No. Email authentication is necessary but not sufficient for good deliverability. It's one of many signals that receiving servers evaluate. Even with perfect SPF, DKIM, and DMARC, you can still land in spam if your sending reputation is poor (high bounce rates, spam complaints), your content triggers spam filters (spam words, too many links), or your sending volume is too high for a new domain. Authentication is the foundation; reputation and content quality are built on top.

What happens if my SPF record exceeds 10 DNS lookups?

The SPF specification (RFC 7208) limits SPF records to 10 DNS lookups. If your record exceeds this limit, SPF evaluation returns a "PermError" (permanent error), which is treated as an SPF failure by most receiving servers. Solutions: (1) use an SPF flattening service that resolves includes to direct IP addresses, reducing lookups, (2) consolidate sending services to reduce the number of includes needed, or (3) use a subdomain for some services to spread lookups across multiple SPF records.

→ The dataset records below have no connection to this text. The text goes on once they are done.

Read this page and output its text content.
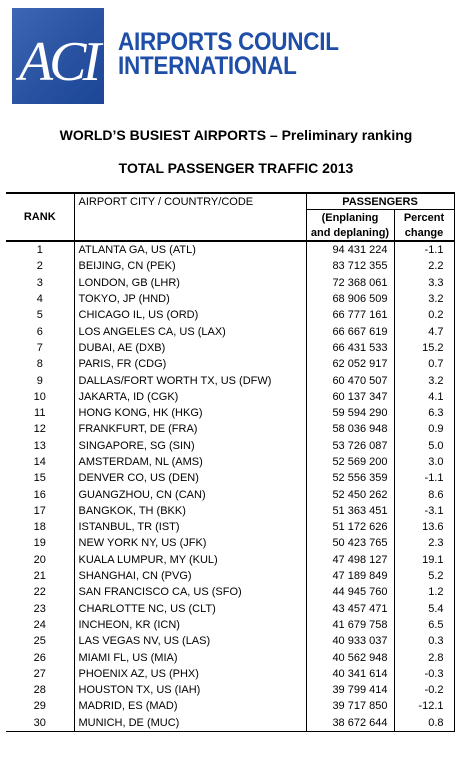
ACI AIRPORTS COUNCIL
INTERNATIONAL
WORLD’S BUSIEST AIRPORTS – Preliminary ranking
TOTAL PASSENGER TRAFFIC 2013
	AIRPORT CITY / COUNTRY/CODE	PASSENGERS	
RANK		(Enplaning	Percent
		and deplaning)	change
1	ATLANTA GA, US (ATL)	94 431 224	-1.1
2	BEIJING, CN (PEK)	83 712 355	2.2
3	LONDON, GB (LHR)	72 368 061	3.3
4	TOKYO, JP (HND)	68 906 509	3.2
5	CHICAGO IL, US (ORD)	66 777 161	0.2
6	LOS ANGELES CA, US (LAX)	66 667 619	4.7
7	DUBAI, AE (DXB)	66 431 533	15.2
8	PARIS, FR (CDG)	62 052 917	0.7
9	DALLAS/FORT WORTH TX, US (DFW)	60 470 507	3.2
10	JAKARTA, ID (CGK)	60 137 347	4.1
11	HONG KONG, HK (HKG)	59 594 290	6.3
12	FRANKFURT, DE (FRA)	58 036 948	0.9
13	SINGAPORE, SG (SIN)	53 726 087	5.0
14	AMSTERDAM, NL (AMS)	52 569 200	3.0
15	DENVER CO, US (DEN)	52 556 359	-1.1
16	GUANGZHOU, CN (CAN)	52 450 262	8.6
17	BANGKOK, TH (BKK)	51 363 451	-3.1
18	ISTANBUL, TR (IST)	51 172 626	13.6
19	NEW YORK NY, US (JFK)	50 423 765	2.3
20	KUALA LUMPUR, MY (KUL)	47 498 127	19.1
21	SHANGHAI, CN (PVG)	47 189 849	5.2
22	SAN FRANCISCO CA, US (SFO)	44 945 760	1.2
23	CHARLOTTE NC, US (CLT)	43 457 471	5.4
24	INCHEON, KR (ICN)	41 679 758	6.5
25	LAS VEGAS NV, US (LAS)	40 933 037	0.3
26	MIAMI FL, US (MIA)	40 562 948	2.8
27	PHOENIX AZ, US (PHX)	40 341 614	-0.3
28	HOUSTON TX, US (IAH)	39 799 414	-0.2
29	MADRID, ES (MAD)	39 717 850	-12.1
30	MUNICH, DE (MUC)	38 672 644	0.8
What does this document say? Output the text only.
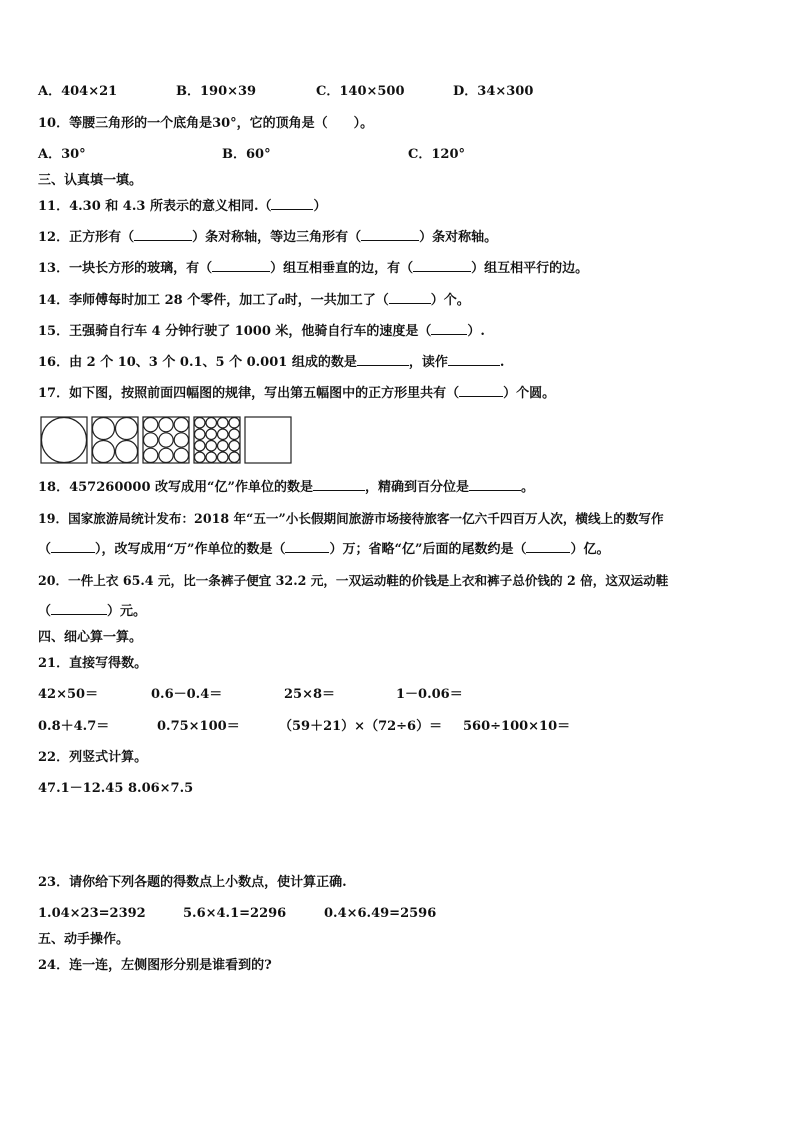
A．404×21	B．190×39	C．140×500	D．34×300
10．等腰三角形的一个底角是30°，它的顶角是（　　）。
A．30°	B．60°	C．120°
三、认真填一填。
11．4.30 和 4.3 所表示的意义相同.（	）
12．正方形有（	）条对称轴，等边三角形有（	）条对称轴。
13．一块长方形的玻璃，有（	）组互相垂直的边，有（	）组互相平行的边。
14．李师傅每时加工 28 个零件，加工了a时，一共加工了（	）个。
15．王强骑自行车 4 分钟行驶了 1000 米，他骑自行车的速度是（	）.
16．由 2 个 10、3 个 0.1、5 个 0.001 组成的数是	，读作	.
17．如下图，按照前面四幅图的规律，写出第五幅图中的正方形里共有（	）个圆。
18．457260000 改写成用“亿”作单位的数是	，精确到百分位是	。
19．国家旅游局统计发布：2018 年“五一”小长假期间旅游市场接待旅客一亿六千四百万人次，横线上的数写作
（	），改写成用“万”作单位的数是（	）万；省略“亿”后面的尾数约是（	）亿。
20．一件上衣 65.4 元，比一条裤子便宜 32.2 元，一双运动鞋的价钱是上衣和裤子总价钱的 2 倍，这双运动鞋
（	）元。
四、细心算一算。
21．直接写得数。
42×50＝	0.6－0.4＝	25×8＝	1－0.06＝
0.8＋4.7＝	0.75×100＝	（59＋21）×（72÷6）＝ 560÷100×10＝
22．列竖式计算。
47.1－12.45 8.06×7.5
23．请你给下列各题的得数点上小数点，使计算正确.
1.04×23=2392	5.6×4.1=2296	0.4×6.49=2596
五、动手操作。
24．连一连，左侧图形分别是谁看到的?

Should I set my DMARC policy to "reject" for cold email sending domains?

For dedicated cold email sending domains, p=quarantine is usually sufficient and safer than p=reject. Since you control all sending from these domains, authentication failures typically indicate a configuration issue rather than spoofing. With p=quarantine, misconfigured emails go to spam (where you might catch the issue) rather than being rejected entirely (where the email disappears silently). Use p=reject only on your primary business domain after thorough validation.